Lerato Mothepu Molot
23/05/2023 03:39
Attracted by the film `The Blair Witch Project' hoards of film fans have been pouring into the small town of the film. One such group books onto a `Blair Witch Hunt' tour to camp in the woods and see the sights. When they awake the next morning to find their camera equipment smashed, 5 hours unaccounted for and their film hidden in the same spot as the film from the original movie they are unsure what happened. However as they replay the video tape they notice some very weird things.
Undeterred by bad reviews I decided to watch this film on television the other night. Initially I was impressed by the idea, instead of following the original movie, the sequel twists the idea of the original as a documentary and presents it as a film but then uses the film to present another story that is `in the real world'. Conceptually this was quite clever and I was drawn in by it. Sadly this didn't last very long and it wasn't long before it became quite an ordinary film that wasn't creepy in any way and was actually quite dull.
The plot is interesting interesting enough to keep me watching anyway. The twists are the end are meant to be horrifying and perhaps surprising but by then all they got out of me was an `oh' of vague interest. For most of the film it is noisy chat and fake surprises and creepy goings-on. They didn't work as the film felt very trashy and uninvolving.

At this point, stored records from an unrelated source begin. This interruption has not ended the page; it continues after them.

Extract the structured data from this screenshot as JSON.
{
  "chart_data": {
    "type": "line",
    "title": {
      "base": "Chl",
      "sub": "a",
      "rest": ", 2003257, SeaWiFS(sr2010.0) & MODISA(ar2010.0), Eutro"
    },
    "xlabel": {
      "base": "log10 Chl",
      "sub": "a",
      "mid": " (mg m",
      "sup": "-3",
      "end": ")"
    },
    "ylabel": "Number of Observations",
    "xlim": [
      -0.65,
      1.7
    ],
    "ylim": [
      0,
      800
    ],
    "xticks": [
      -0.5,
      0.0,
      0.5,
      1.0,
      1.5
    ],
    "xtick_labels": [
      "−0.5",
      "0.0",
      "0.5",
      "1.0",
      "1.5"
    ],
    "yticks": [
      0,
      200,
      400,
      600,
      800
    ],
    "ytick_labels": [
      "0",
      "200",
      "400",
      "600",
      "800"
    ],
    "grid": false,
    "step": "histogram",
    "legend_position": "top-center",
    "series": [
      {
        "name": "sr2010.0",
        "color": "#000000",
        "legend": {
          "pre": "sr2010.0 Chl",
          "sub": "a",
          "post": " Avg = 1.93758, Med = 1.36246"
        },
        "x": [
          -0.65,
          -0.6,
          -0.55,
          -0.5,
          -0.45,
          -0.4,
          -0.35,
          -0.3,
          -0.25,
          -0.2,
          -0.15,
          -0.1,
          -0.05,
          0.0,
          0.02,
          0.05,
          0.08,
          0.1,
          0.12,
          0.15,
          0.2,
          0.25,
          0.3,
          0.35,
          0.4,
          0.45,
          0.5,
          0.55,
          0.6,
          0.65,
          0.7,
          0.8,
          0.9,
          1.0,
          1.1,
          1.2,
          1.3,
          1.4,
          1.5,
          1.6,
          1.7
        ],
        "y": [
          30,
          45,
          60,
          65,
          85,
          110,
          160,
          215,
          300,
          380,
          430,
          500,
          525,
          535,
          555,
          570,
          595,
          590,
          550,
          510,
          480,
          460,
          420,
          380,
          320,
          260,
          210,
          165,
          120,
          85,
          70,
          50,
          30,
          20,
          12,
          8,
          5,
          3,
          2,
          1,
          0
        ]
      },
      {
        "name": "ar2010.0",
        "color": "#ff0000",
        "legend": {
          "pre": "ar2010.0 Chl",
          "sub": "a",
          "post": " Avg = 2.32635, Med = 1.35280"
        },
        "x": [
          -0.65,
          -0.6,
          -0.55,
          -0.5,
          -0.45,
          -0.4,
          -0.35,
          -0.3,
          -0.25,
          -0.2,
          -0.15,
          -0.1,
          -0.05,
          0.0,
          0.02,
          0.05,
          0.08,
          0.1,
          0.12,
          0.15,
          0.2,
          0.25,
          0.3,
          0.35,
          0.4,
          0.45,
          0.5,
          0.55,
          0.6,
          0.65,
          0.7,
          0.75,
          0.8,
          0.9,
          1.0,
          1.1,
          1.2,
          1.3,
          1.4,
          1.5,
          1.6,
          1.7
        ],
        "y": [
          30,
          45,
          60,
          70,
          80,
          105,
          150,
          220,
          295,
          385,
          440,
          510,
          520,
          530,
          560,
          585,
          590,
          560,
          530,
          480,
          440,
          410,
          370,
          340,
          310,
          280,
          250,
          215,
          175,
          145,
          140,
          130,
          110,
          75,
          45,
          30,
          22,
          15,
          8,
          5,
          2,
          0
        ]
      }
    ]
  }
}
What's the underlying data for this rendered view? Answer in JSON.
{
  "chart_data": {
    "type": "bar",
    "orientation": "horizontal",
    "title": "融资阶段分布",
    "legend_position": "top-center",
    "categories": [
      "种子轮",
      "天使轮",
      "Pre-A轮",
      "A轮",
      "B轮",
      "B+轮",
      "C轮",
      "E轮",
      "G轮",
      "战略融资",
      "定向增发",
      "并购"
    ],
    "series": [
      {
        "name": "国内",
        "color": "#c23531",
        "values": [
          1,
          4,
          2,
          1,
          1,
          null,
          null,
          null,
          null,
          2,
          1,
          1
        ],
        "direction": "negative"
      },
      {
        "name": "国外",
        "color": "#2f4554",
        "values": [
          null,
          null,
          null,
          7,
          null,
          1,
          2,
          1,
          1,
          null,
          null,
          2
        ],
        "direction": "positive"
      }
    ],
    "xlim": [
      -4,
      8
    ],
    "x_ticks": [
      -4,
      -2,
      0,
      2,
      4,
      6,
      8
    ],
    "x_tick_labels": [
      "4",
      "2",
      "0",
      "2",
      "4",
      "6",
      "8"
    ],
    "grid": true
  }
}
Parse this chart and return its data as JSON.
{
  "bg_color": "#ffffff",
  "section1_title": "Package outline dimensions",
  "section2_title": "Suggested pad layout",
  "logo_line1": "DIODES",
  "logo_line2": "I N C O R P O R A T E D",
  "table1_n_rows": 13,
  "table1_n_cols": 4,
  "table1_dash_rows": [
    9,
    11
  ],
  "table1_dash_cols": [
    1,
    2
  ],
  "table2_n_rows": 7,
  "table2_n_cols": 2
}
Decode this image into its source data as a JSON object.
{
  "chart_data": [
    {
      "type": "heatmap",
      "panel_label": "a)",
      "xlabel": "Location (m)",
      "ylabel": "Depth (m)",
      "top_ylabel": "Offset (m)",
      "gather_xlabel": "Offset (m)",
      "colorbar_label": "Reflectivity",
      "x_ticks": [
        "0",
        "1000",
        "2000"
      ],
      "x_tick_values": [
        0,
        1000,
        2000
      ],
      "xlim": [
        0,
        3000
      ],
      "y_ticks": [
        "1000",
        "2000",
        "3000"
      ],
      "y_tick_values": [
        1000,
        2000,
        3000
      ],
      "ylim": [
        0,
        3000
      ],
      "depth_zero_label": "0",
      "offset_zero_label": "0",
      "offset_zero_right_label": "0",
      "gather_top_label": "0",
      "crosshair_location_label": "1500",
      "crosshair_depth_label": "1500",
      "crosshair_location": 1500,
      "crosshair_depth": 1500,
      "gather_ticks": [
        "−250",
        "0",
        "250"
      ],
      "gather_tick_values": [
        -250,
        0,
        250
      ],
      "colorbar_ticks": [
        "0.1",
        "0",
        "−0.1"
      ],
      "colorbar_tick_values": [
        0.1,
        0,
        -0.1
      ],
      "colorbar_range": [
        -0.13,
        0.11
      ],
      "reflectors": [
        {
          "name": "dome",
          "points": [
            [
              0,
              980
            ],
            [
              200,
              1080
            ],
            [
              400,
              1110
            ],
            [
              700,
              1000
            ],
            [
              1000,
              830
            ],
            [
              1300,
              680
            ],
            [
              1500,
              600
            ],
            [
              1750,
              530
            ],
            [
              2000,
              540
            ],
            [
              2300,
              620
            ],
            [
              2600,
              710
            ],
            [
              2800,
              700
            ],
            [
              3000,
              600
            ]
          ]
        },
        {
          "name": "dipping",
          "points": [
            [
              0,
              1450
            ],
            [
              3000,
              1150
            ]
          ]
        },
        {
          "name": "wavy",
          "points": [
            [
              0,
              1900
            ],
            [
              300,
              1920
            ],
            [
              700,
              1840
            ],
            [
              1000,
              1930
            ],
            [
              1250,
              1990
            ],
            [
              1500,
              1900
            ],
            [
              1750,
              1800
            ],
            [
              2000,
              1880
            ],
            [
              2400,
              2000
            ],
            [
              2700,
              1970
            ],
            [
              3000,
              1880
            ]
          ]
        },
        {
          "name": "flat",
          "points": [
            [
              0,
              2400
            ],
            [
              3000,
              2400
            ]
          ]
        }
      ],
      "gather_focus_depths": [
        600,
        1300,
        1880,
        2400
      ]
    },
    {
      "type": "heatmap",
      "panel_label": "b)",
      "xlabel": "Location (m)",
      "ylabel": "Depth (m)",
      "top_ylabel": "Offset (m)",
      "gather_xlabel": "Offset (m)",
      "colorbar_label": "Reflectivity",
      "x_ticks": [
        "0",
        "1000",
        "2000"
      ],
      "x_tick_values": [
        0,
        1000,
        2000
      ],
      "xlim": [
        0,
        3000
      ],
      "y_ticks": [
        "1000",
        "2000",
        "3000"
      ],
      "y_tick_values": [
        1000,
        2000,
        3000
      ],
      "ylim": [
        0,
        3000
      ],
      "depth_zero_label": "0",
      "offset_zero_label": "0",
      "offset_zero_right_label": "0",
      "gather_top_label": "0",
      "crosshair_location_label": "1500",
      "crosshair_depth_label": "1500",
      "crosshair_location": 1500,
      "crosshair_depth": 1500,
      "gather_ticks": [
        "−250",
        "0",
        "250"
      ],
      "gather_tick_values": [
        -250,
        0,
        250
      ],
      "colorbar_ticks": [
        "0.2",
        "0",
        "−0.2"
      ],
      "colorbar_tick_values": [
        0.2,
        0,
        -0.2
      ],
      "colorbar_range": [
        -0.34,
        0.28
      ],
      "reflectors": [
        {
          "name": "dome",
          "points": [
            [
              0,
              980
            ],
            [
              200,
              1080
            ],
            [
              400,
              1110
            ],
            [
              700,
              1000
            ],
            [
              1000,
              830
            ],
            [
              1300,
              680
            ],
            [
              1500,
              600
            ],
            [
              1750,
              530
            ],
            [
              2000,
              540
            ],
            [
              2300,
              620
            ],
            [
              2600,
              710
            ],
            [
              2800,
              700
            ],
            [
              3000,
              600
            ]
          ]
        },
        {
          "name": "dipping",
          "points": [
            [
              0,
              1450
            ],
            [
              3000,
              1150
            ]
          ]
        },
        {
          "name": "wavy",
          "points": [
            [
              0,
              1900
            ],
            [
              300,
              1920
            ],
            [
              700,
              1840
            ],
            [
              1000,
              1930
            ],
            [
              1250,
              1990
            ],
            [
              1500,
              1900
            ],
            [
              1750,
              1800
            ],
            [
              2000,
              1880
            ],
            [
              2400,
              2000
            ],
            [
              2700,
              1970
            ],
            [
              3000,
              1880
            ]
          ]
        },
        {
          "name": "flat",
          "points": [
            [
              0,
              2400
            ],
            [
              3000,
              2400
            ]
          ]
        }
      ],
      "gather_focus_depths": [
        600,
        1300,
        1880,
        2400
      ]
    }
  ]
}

The gore and flashed edits of violence were supposed to keep us guessing I think but they only served to numb me to the film, as did the occasional dream/fantasy sequence. It was a shame as it was a clever idea and had some good bits in it but the delivery let it down.
The direction is very plain and doesn't manage to build an air of suspense anywhere near as well as in the original, resulting in a rather boring series of scenes punctuated by `scares' that don't work. The cast don't really help either, they don't come across as real people and it is hard to care for such as self important group of people who are walking stereotypes the goth, the witch, the college boy etc. At least in the original we got to see them break down and become more afraid during the film here they could be the cast from any teen horror movie.
As you may have guessed I'm not a big fan of teen slasher movies but Blair Witch was much more than that and traded on atmosphere that was it's strength. By throwing in gore from the very start and having tonnes of little imagined scenes of horror, Book of Shadows loses that strength and becomes a movie that lives and dies on it's ability to scare. Sadly the originally good idea doesn't scare and remains `interesting' and nothing more. It is a shame that they had to make this film as it won't satisfy those who like their horror creepy or those who like it bloody.